Navajo Nation Hopes to Revive Traditional Medicine
PHOENIX — For years, the wind, water, earth and sacred traditions were all the Navajos believed they needed to prevent illness and heal themselves spiritually and physically.
That was before the development of Western medical technology, before the number of Navajo medicine men began to decline and before young Navajos began to discredit their own traditions.
Now, through a pilot project aimed at training young people in traditional Navajo healing methods, the Navajo Nation hopes to revive the health care system they say works best for them--and to save the ceremonies from extinction.
The Navajo Traditional Apprenticeship Program, implemented in December, chose seven applicants to train with traditional ceremonial practitioners--medicine men--and take on the closely guarded knowledge handed down only through family and clan members.
The survival of the medicine man is vital if Navajo language and culture are to survive, said Alfred Yazzie, a Navajo language instructor at Arizona State University.
“Medicine men are, for the most part, the people who hold all the teachings and spiritual aspects of the community,” Yazzie said. “They still hold a lot of the history--undocumented history.”
Learning the ceremonies is a difficult and lengthy process. Depending on the ceremonies learned, training can take up to 10 years. And because ceremonies are not taped or written down, they must be learned orally.
As an incentive, the program awards a monthly $300 stipend to apprentices and $350 to teaching practitioners. It may not seem like much, but time is running out.
Eddie Tso, the program’s director, said six traditional ceremonies are almost extinct and will be the primary focus in the apprentice program. Not many Navajos with the knowledge remain, he said.
“If we don’t do anything about it, and look back in 20 years there won’t be any ceremonies left,” Tso said.
There are about 34 traditional ceremonies left in all, he said, with only a handful of medicine men left to perform them and a growing Navajo population.

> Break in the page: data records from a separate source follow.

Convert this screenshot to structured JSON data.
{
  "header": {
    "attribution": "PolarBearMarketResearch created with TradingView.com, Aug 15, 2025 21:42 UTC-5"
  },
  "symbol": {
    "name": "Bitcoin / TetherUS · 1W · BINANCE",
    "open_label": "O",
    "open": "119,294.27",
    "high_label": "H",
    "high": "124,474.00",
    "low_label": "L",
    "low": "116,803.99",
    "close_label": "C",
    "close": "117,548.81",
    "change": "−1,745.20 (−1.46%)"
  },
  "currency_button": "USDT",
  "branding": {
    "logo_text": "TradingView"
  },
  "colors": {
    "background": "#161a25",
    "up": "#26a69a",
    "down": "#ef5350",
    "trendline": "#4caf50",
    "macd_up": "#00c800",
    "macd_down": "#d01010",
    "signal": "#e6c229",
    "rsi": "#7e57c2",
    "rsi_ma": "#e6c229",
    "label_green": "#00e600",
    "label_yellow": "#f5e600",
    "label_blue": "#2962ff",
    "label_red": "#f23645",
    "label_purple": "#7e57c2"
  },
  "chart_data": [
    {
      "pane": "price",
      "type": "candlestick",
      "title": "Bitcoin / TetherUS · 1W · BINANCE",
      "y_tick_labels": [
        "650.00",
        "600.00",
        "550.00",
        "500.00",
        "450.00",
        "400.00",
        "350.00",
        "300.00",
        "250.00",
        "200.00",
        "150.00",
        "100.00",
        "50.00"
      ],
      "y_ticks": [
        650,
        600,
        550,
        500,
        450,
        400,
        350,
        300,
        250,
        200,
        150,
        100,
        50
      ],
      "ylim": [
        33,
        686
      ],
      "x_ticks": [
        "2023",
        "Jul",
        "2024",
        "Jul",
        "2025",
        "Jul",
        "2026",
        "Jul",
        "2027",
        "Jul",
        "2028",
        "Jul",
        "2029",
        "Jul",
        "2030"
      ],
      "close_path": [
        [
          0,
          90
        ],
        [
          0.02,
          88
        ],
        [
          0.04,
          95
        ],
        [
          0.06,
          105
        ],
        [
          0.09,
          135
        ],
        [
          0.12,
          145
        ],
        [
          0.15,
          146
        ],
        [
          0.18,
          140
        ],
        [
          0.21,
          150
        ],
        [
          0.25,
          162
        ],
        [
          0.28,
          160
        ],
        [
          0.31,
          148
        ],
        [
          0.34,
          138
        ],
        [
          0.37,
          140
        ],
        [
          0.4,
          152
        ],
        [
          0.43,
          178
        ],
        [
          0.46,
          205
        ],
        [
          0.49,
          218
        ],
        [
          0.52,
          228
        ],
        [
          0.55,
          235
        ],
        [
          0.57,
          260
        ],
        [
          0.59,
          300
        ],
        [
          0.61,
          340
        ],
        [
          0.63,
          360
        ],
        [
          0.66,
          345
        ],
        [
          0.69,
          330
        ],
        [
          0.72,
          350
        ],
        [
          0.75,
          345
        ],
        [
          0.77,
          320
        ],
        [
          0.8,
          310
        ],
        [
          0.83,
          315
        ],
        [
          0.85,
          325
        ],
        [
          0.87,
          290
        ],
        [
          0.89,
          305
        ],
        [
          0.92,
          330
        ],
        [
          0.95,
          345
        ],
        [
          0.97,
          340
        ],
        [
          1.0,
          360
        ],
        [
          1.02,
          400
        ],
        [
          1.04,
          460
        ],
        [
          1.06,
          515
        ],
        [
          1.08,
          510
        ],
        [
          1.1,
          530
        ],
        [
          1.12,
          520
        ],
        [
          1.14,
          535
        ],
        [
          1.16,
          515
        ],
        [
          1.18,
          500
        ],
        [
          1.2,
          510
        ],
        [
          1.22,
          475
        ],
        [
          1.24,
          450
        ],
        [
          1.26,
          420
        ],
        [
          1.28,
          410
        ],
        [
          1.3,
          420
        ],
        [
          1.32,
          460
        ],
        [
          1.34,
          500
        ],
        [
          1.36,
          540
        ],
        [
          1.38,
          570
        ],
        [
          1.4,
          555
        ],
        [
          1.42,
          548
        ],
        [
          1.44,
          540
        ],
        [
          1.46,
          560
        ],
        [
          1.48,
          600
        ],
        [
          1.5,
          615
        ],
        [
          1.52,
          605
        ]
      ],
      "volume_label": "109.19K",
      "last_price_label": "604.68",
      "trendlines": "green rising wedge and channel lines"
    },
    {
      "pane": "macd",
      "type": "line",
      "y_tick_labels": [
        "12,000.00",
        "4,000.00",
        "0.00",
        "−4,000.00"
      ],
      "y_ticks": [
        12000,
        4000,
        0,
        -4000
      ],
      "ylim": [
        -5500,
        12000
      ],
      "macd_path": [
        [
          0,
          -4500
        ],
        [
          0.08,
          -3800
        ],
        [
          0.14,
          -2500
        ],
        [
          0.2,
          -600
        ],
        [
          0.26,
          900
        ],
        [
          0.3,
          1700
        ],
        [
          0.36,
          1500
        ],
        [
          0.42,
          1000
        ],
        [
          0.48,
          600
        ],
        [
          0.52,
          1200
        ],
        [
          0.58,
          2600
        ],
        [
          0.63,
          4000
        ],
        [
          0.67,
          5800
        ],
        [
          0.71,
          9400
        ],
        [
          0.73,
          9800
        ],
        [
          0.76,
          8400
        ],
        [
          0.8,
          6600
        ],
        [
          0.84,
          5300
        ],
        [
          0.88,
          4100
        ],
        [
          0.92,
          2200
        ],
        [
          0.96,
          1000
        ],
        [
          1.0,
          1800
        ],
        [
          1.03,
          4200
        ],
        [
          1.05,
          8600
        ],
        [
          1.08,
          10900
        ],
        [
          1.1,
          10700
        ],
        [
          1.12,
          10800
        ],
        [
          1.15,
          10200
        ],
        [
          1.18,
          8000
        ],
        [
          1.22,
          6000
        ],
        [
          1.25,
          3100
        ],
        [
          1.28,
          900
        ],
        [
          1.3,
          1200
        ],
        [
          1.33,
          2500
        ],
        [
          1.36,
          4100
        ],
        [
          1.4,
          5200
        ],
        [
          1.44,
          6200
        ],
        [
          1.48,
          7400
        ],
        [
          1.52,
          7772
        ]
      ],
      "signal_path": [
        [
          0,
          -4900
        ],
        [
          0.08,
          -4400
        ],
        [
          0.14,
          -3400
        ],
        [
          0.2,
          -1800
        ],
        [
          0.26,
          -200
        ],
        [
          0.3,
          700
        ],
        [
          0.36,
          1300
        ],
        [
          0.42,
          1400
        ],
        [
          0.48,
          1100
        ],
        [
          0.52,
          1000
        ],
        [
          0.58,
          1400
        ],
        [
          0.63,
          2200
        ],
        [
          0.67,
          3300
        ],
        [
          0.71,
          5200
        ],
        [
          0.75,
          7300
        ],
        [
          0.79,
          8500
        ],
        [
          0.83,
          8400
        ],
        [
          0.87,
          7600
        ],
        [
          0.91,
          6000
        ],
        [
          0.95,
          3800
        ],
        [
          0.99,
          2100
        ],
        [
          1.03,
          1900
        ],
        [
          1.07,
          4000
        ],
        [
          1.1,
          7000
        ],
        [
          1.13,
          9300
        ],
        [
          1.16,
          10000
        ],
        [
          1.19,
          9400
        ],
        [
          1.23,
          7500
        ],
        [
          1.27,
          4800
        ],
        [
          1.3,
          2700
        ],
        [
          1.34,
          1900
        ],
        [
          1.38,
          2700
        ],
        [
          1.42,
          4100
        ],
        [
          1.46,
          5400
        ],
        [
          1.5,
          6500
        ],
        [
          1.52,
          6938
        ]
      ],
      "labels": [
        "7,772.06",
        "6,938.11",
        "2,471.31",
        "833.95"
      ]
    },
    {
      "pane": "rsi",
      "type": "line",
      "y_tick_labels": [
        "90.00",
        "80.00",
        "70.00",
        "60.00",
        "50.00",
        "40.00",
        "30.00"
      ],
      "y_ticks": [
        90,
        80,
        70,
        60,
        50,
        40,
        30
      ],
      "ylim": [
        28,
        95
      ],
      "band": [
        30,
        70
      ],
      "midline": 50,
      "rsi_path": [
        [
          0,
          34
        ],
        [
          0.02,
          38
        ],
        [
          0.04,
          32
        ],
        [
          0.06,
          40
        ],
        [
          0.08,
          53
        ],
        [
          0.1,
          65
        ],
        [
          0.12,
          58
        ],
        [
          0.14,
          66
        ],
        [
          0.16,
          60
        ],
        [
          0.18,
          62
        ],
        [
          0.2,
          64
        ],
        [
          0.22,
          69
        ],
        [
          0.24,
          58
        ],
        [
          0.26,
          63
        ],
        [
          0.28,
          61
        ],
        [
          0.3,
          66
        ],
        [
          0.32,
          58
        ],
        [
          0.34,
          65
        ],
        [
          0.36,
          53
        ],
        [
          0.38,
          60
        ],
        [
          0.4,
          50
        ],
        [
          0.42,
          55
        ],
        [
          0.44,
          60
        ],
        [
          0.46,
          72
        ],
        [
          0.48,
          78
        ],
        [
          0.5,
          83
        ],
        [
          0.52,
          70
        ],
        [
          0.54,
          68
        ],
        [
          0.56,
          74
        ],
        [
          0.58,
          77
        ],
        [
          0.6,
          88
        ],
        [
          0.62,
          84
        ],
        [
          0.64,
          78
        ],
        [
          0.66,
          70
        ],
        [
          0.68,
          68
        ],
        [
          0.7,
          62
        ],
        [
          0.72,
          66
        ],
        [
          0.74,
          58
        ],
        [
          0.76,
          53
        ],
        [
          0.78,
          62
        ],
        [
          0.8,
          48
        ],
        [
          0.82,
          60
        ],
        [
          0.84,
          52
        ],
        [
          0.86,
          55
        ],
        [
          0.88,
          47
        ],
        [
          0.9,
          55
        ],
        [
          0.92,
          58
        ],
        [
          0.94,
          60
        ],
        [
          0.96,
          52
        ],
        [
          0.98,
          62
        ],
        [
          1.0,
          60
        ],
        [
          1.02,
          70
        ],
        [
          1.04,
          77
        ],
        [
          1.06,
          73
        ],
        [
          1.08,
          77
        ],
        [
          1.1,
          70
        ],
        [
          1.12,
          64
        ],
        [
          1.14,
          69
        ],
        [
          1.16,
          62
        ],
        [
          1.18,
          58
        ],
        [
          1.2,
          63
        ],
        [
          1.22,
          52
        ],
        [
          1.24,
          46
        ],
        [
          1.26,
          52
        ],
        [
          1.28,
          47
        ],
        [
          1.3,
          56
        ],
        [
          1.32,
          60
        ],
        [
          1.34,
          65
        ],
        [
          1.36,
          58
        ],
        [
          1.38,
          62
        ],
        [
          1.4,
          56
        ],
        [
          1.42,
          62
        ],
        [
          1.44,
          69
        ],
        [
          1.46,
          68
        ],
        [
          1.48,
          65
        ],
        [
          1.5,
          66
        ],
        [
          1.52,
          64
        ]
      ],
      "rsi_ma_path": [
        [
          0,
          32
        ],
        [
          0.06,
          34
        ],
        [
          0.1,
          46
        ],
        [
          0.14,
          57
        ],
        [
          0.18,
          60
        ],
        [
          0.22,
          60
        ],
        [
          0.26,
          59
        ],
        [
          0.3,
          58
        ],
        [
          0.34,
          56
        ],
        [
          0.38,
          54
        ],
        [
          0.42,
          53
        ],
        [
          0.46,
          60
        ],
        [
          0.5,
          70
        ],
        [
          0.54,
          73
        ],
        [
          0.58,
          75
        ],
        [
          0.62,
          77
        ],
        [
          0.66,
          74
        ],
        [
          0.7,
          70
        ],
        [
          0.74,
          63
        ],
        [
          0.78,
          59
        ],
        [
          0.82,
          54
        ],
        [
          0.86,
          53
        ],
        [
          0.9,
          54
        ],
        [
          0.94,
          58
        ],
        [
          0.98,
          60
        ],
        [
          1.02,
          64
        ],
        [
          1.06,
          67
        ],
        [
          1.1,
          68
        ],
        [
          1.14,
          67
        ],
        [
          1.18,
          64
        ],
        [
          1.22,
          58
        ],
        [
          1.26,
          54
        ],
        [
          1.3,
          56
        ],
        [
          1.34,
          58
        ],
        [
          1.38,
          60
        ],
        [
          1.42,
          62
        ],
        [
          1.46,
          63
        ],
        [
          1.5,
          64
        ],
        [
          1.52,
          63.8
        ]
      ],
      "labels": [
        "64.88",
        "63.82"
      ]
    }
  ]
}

The Navajo Nation sprawls across remote areas of Arizona, Utah and New Mexico.
“When there are less doctors, how are you going to maintain a balance of wellness?” Tso said. “The Navajo people still rely on these ceremonies today for their health care and their mental care as well.”
Supporters of the program are hoping to boost the number of medicine men, despite an apparent lack of interest from Navajo youth that is blamed, at least in part, on the integration of Western ideas.
Yazzie said Navajo ceremonies were condemned in the past by Western educational and religious communities.
“A lot of young people didn’t see the need to follow in those footsteps [of Navajo ceremonies] because they were told they were no longer needed.”
That has caused young Navajos to stray from the community’s traditional healing methods, said state Sen. Jack Jackson, also a Navajo.
“[Western education] made us ashamed of our way of life,” Jackson said. “Our ceremony was classified as superstitious, taboo. Therefore, our younger people sort of look down on these ceremonies.”
The solution, Jackson says, is for the state to treat the Navajo health care system as equal to Western medical health care.
“What we have to do is give our traditional ceremonies a higher level of dignity--give these medicine men names equivalent to doctors,” he said.
In 1980, the Tribal Council turned down a request to charter the medicine man’s association, saying that Navajo ceremonies were a religion and that it wouldn’t be proper to mix church and state, Jackson said.
Jackson argues that although the ceremonies are spiritual in nature, it is important to distinguish that they are part of the Navajos’ actual health care system and not a religion.
“Spirituality is the teaching that you exist within the universe with Mother Earth and Father Sky,” he explained. “Many of our older people live to be 100 years old and never went to a hospital. They live by the laws of the universe.
“The whole universe is sacred--wind, water, air, plants, animals and you, yourself . . . that’s missing in Western education. And that’s why we have all these corrections centers. The penitentiaries are full.”
If the Navajo Nation continues to lose the knowledge and tradition only their medicine men possess, Yazzie said, there could be a serious cultural impact. “We now have the social ills that most media have written about, and my belief is that we have to grasp what tradition still means,” he said. “If we lose that, there will be a higher degree of a feeling of hopelessness.”